Spending on charity care stalled as Medicaid expanded

A new study shows increased coverage for lower-income patients did not lead to more community benefit spending from hospitals between 2011 and 2017.

In the years following the enactment of the Affordable Care Act (ACA), nonprofit hospitals across the country benefited from the expansion of state Medicaid programs, which alleviated financial stresses from previously uninsured patients. However, while many experts hoped that hospitals would directly invest these savings into their communities, the growth in funds from Medicaid expansion did not translate into greater community benefit spending, according to a JAMA Network Open study from health policy researchers at Penn Medicine and PolicyLab at Children’s Hospital of Philadelphia (CHOP). 

Stethoscope laying on top of financial spreadsheets

“We know that Medicaid expansion helps lift financial burdens that hospitals face, but it wasn’t clear if those savings were being redirected back into the community because of it,” says first author Genevieve P. Kanter, an economist and assistant professor of medicine, medical ethics, and health policy in the Perelman School of Medicine. “Surprisingly, that’s not what we observed after reviewing the publicly available tax documents for more than 1,600 nonprofit hospitals. As these state programs rolled out, we saw the relief from the expansion led to either no change or a decline in direct community spending.”

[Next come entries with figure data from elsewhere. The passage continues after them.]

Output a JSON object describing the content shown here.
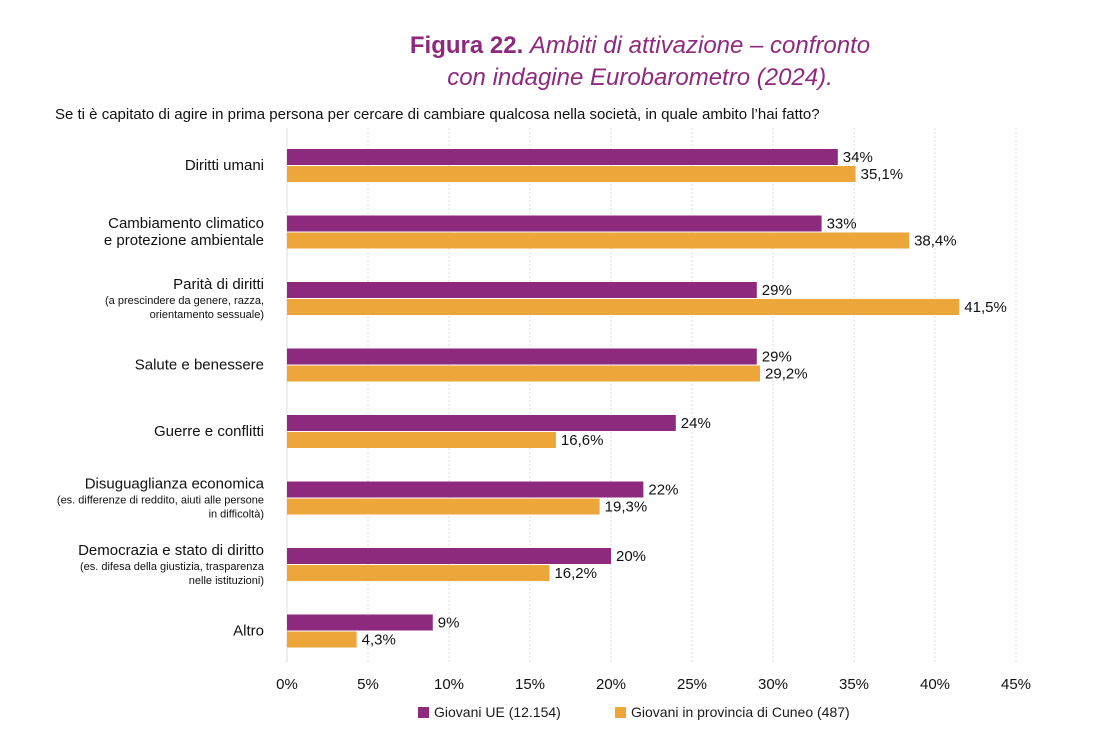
{
  "title": {
    "lead": "Figura 22.",
    "rest_line1": "Ambiti di attivazione – confronto",
    "rest_line2": "con indagine Eurobarometro (2024)."
  },
  "question": "Se ti è capitato di agire in prima persona per cercare di cambiare qualcosa nella società, in quale ambito l’hai fatto?",
  "colors": {
    "series_1": "#8e2a7e",
    "series_2": "#eda63a",
    "grid": "#dddddd"
  },
  "legend": [
    {
      "label": "Giovani UE (12.154)"
    },
    {
      "label": "Giovani in provincia di Cuneo (487)"
    }
  ],
  "chart_data": {
    "type": "bar",
    "orientation": "horizontal",
    "categories": [
      {
        "main": "Diritti umani",
        "sub": []
      },
      {
        "main": "Cambiamento climatico",
        "main2": "e protezione ambientale",
        "sub": []
      },
      {
        "main": "Parità di diritti",
        "sub": [
          "(a prescindere da genere, razza,",
          "orientamento sessuale)"
        ]
      },
      {
        "main": "Salute e benessere",
        "sub": []
      },
      {
        "main": "Guerre e conflitti",
        "sub": []
      },
      {
        "main": "Disuguaglianza economica",
        "sub": [
          "(es. differenze di reddito, aiuti alle persone",
          "in difficoltà)"
        ]
      },
      {
        "main": "Democrazia e stato di diritto",
        "sub": [
          "(es. difesa della giustizia, trasparenza",
          "nelle istituzioni)"
        ]
      },
      {
        "main": "Altro",
        "sub": []
      }
    ],
    "series": [
      {
        "name": "Giovani UE (12.154)",
        "values": [
          34,
          33,
          29,
          29,
          24,
          22,
          20,
          9
        ],
        "labels": [
          "34%",
          "33%",
          "29%",
          "29%",
          "24%",
          "22%",
          "20%",
          "9%"
        ]
      },
      {
        "name": "Giovani in provincia di Cuneo (487)",
        "values": [
          35.1,
          38.4,
          41.5,
          29.2,
          16.6,
          19.3,
          16.2,
          4.3
        ],
        "labels": [
          "35,1%",
          "38,4%",
          "41,5%",
          "29,2%",
          "16,6%",
          "19,3%",
          "16,2%",
          "4,3%"
        ]
      }
    ],
    "xlim": [
      0,
      45
    ],
    "xticks": [
      0,
      5,
      10,
      15,
      20,
      25,
      30,
      35,
      40,
      45
    ],
    "xtick_labels": [
      "0%",
      "5%",
      "10%",
      "15%",
      "20%",
      "25%",
      "30%",
      "35%",
      "40%",
      "45%"
    ],
    "grid": "vertical",
    "legend_position": "bottom"
  }
}
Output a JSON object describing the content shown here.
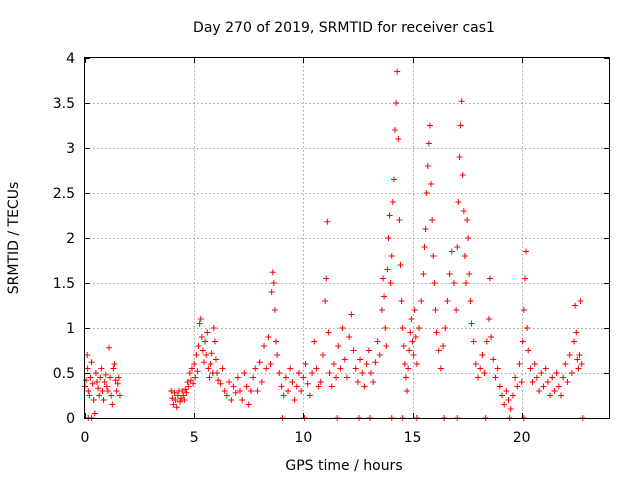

To better understand community benefit spending, the researchers analyzed hospital IRS-reported changes in different types of community benefit spending between 2011 and 2017, which represents a period before and after enactment of the Affordable Care Act and its associated expansion of Medicaid coverage. 

For 1,666 hospitals, the researchers compared community benefit spending in states that expanded Medicaid with states that did not. The team found that Medicaid expansion was associated with a decrease in overall spending on charity care and subsidized care.